At the same time, Mr Ibrahim has been criticised for focusing on forming a new government through defection and sidelining his coalition members. Mr Ibrahim has been been taken to task for not strengthening and/or institutionalising the Peoples Front. A shadow cabinet has yet to be formed and it is still unclear how policies from the Peoples Front are and will be formulated. Mr Ibrahim would do well to remember the mistakes made by previous opposition leaders who relied on their personality and failed miserably rather than strengthening the institutional framework for the opposition parties to work together.

A bigger threat and one that the more sober commentators hope will diminish with Mr Ibrahim’s return to Parliament are select, albeit limited, populist measures that have been introduced by the Peoples Front run state government. The PAS manifesto for the general elections was ‘The Welfare State’ while Mr Ibrahim has promised to continue expensive fuel subsidies if the Peoples Front forms the government. While it is understandable that these policies are being formulated to gain support from the people, it is hoped that these policies do not become a permanent solution.

For the international community – not much will change. Mr Ibrahim believes in orthodox economics and will not bring much change in policy. What will be of interest is the emphasis on good governance and a move away from ethnic based affirmative action through socio-economic policies to a more needs based affirmative action.

It is heartening to see that democracy is alive and well in Malaysia.
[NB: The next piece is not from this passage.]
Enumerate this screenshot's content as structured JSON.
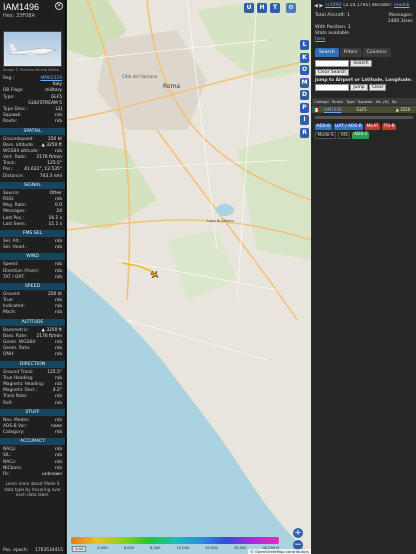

The people of Malaysia are taking a risk with this new coalition, and are to be commended for that. The ruling party should also take a bow – for having delivered on economic growth, they now see its citizens make their own decisions in determining their future. Barisan Nasional, probably the most successful party to run a country (or maybe PAP of Singapore deserves that laurel) can be proud for not allowing Malaysia to descend into chaos (ala Zimbabwe) after its fortunes reversed.